Simple way to get index of sorted matrix

Question

I would like to sort an entire matrix and get as a result a vector of indices. In R this can be simply achieved through the command

order("matrix")

In Python the analogous command would be:

np.argsort("matrix", axis=None)

The problem is that while R recognizes the index of a vector also for matrices (i.e. matrix[1] gives a number, not a row), in Python we seem to need always both indeces.
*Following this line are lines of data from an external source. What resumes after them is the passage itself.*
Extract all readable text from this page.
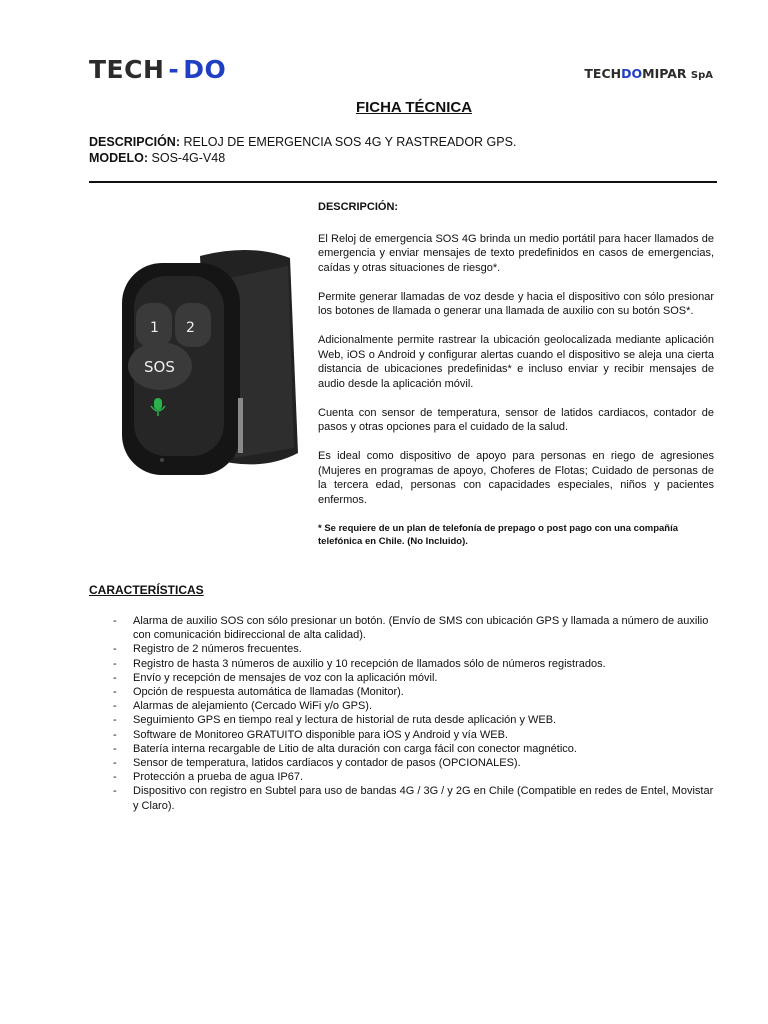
TECH - DO	TECHDOMIPAR SpA
FICHA TÉCNICA
DESCRIPCIÓN: RELOJ DE EMERGENCIA SOS 4G Y RASTREADOR GPS.
MODELO: SOS-4G-V48
1 2
SOS
DESCRIPCIÓN:

El Reloj de emergencia SOS 4G brinda un medio portátil para hacer llamados de emergencia y enviar mensajes de texto predefinidos en casos de emergencias, caídas y otras situaciones de riesgo*.

Permite generar llamadas de voz desde y hacia el dispositivo con sólo presionar los botones de llamada o generar una llamada de auxilio con su botón SOS*.

Adicionalmente permite rastrear la ubicación geolocalizada mediante aplicación Web, iOS o Android y configurar alertas cuando el dispositivo se aleja una cierta distancia de ubicaciones predefinidas* e incluso enviar y recibir mensajes de audio desde la aplicación móvil.

Cuenta con sensor de temperatura, sensor de latidos cardiacos, contador de pasos y otras opciones para el cuidado de la salud.

Es ideal como dispositivo de apoyo para personas en riego de agresiones (Mujeres en programas de apoyo, Choferes de Flotas; Cuidado de personas de la tercera edad, personas con capacidades especiales, niños y pacientes enfermos.

* Se requiere de un plan de telefonía de prepago o post pago con una compañía telefónica en Chile. (No Incluido).

CARACTERÍSTICAS
- Alarma de auxilio SOS con sólo presionar un botón. (Envío de SMS con ubicación GPS y llamada a número de auxilio con comunicación bidireccional de alta calidad).
- Registro de 2 números frecuentes.
- Registro de hasta 3 números de auxilio y 10 recepción de llamados sólo de números registrados.
- Envío y recepción de mensajes de voz con la aplicación móvil.
- Opción de respuesta automática de llamadas (Monitor).
- Alarmas de alejamiento (Cercado WiFi y/o GPS).
- Seguimiento GPS en tiempo real y lectura de historial de ruta desde aplicación y WEB.
- Software de Monitoreo GRATUITO disponible para iOS y Android y vía WEB.
- Batería interna recargable de Litio de alta duración con carga fácil con conector magnético.
- Sensor de temperatura, latidos cardiacos y contador de pasos (OPCIONALES).
- Protección a prueba de agua IP67.
- Dispositivo con registro en Subtel para uso de bandas 4G / 3G / y 2G en Chile (Compatible en redes de Entel, Movistar y Claro).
So I had to follow the steps in this question. But I need to change the code, since zip() seems to work correctly only together with list() in Python 3+ (or am I wrong?). The new code would be

import numpy as np    
a = np.array([[1,4,3],[2,8,0]])
n = a.shape[1]
d = list(zip( np.argsort(a, axis=None).__divmod__(n)))
d = list(zip(d[0][0], d[1][0]))

But the R code is so simple! Hence I wonder whether it is not possible to find a similarly simple command in Python. Or whether there is some similarly convenient way of treating a matrix also as a vector.

Answer 1

Your d is

In [362]: d
Out[362]: [(1, 2), (0, 0), (1, 0), (0, 2), (0, 1), (1, 1)]

argsort with None produces the sorted indices for a flattened version of the array:

In [366]: np.argsort(a, axis=None)
Out[366]: array([5, 0, 3, 2, 1, 4], dtype=int32)
In [368]: a.flat[_]           # apply this index to flattened a
Out[368]: array([0, 1, 2, 3, 4, 8])

np.argsort(a.flat) does the same thing. (or use a.ravel() if that makes more sense to you.)

We can unravel the 1d indices:

In [369]: np.unravel_index(Out[366], a.shape)
Out[369]: 
(array([1, 0, 1, 0, 0, 1], dtype=int32),
 array([2, 0, 0, 2, 1, 1], dtype=int32))

This uses the same sort of divmod calculation that you do. It can be used to index a directly:

In [370]: a[_]
Out[370]: array([0, 1, 2, 3, 4, 8])

transpose can turn that tuple of arrays into a 2d array similar to your d:

In [371]: np.transpose(__)
Out[371]: 
array([[1, 2],
       [0, 0],
       [1, 0],
       [0, 2],
       [0, 1],
       [1, 1]], dtype=int32)

(np.argwhere does the same thing with the results of np.where.)

Or in one line

In [375]: np.transpose(np.unravel_index(np.argsort(a, axis=None), a.shape)).tolist()
Out[375]: [[1, 2], [0, 0], [1, 0], [0, 2], [0, 1], [1, 1]]

Note that is type of list of index pairs cannot be used to index a. Out[369] is the correct form for indexing items in a 2d array. I'm not familiar with R, but it looks like its indexing style may be more like MATLAB.

Answer 2

in Python we seem to need always both indeces

This is not true. You can access the elements of a 2D array (or an N-D array) with a flat index, like the indexes 5, 0, 3, 2, 1, 4 returned by argsort. This can be done by using ravel, which creates a one-dimensional view into your n-dimensional array.

a = np.array([[1, 4, 3], [2, 8, 0]])
ix = np.argsort(a, axis=None)
print(a.ravel()[ix])

This prints [0, 1, 2, 3, 4, 8], the array elements are returned according to the indexes that argsort produced.

This can also be used for writing into the array: for example,

a.ravel()[ix[0]] = 42

replaces the smallest element of the array with 42.

Note that passing axis=None makes argsort implicitly flattened the array before sorting, an equivalent of ravel method.